Chaque participant a son message à délivrer même si les affrontements d’idées y sont rares. Plutôt qu’à une controverse allant au bout des arguments, l’on assiste à une juxtaposition des prises de position. Mais des analyses pertinentes d’éditorialistes ou d’experts permettent souvent de mieux comprendre le sujet traité et obligent les participants à préciser leur pensée.
Ces débats sont utiles à qui veut s’informer et ils caractérisent l’actualité : C’est ainsi que nous entendons aujourd’hui beaucoup parler de laïcité par rapport à la place de l’Islam dans la société française. Les élus politiques, majorité et opposition, y font passer le message laïque que les religions doivent respecter les lois de la République, ce qui suppose le respect des croyances des autres, donc la liberté de croire ou de ne pas croire, dans l’égalité de tous les citoyens.
Nous avons remarqué le désir des religieux présents à ces émissions de voir se développer le communautarisme en France : 36 % de musulmans pratiquants en représenteraient la totalité. Tant pis pour les 64 % autres, représentés ainsi auprès des autorités par des associations religieuses, même s’ils sont non-croyants.
Notre écoute ne nous a pas permis d’entendre une prise de position claire des religieux à propos de la manière dont sont traitées les jeunes filles musulmanes dans les banlieues, au nom des traditions religieuses.

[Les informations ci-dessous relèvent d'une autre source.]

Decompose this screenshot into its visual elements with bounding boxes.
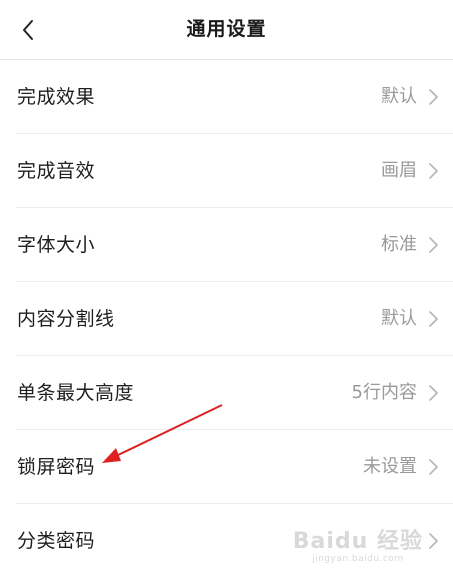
settings-list: 完成效果 默认 完成音效 画眉 字体大小 标准 内容分割线 默认 单条最大高度 …	[0, 60, 453, 578]
chevron-right-icon	[429, 385, 438, 401]
setting-row-category-password[interactable]: 分类密码	[0, 504, 453, 578]
setting-value: 5行内容	[351, 382, 417, 403]
setting-value: 默认	[381, 86, 417, 107]
setting-value: 默认	[381, 308, 417, 329]
setting-label: 字体大小	[17, 234, 96, 256]
chevron-right-icon	[429, 459, 438, 475]
setting-label: 内容分割线	[17, 308, 115, 330]
setting-label: 完成效果	[17, 86, 96, 108]
chevron-right-icon	[429, 89, 438, 105]
page-title: 通用设置	[186, 18, 267, 40]
setting-value: 未设置	[363, 456, 417, 477]
setting-label: 完成音效	[17, 160, 96, 182]
setting-row-lock-screen-password[interactable]: 锁屏密码 未设置	[0, 430, 453, 504]
setting-row-font-size[interactable]: 字体大小 标准	[0, 208, 453, 282]
setting-row-completion-effect[interactable]: 完成效果 默认	[0, 60, 453, 134]
chevron-right-icon	[429, 163, 438, 179]
setting-value: 标准	[381, 234, 417, 255]
setting-label: 分类密码	[17, 530, 96, 552]
setting-label: 单条最大高度	[17, 382, 135, 404]
top-nav-bar: 通用设置	[0, 0, 453, 60]
setting-row-completion-sound[interactable]: 完成音效 画眉	[0, 134, 453, 208]
chevron-right-icon	[429, 311, 438, 327]
setting-value: 画眉	[381, 160, 417, 181]
chevron-right-icon	[429, 237, 438, 253]
setting-row-max-item-height[interactable]: 单条最大高度 5行内容	[0, 356, 453, 430]
setting-row-content-divider[interactable]: 内容分割线 默认	[0, 282, 453, 356]
setting-label: 锁屏密码	[17, 456, 96, 478]
chevron-right-icon	[429, 533, 438, 549]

Le progrès qu’a constitué l’Islam pour les femmes au VIè siècle, ne justifie pas des comportements actuels de minoration sociale, conformes à la charia, mais contraires à la loi républicaine. Les femmes ne peuvent pas « valoir » juridiquement une moitié d’homme. La loi civile doit primer devant la tradition religieuse. Les mariages forcés, avec retour dans le bled, ne sont pas acceptables pour des jeunes filles vivant en France.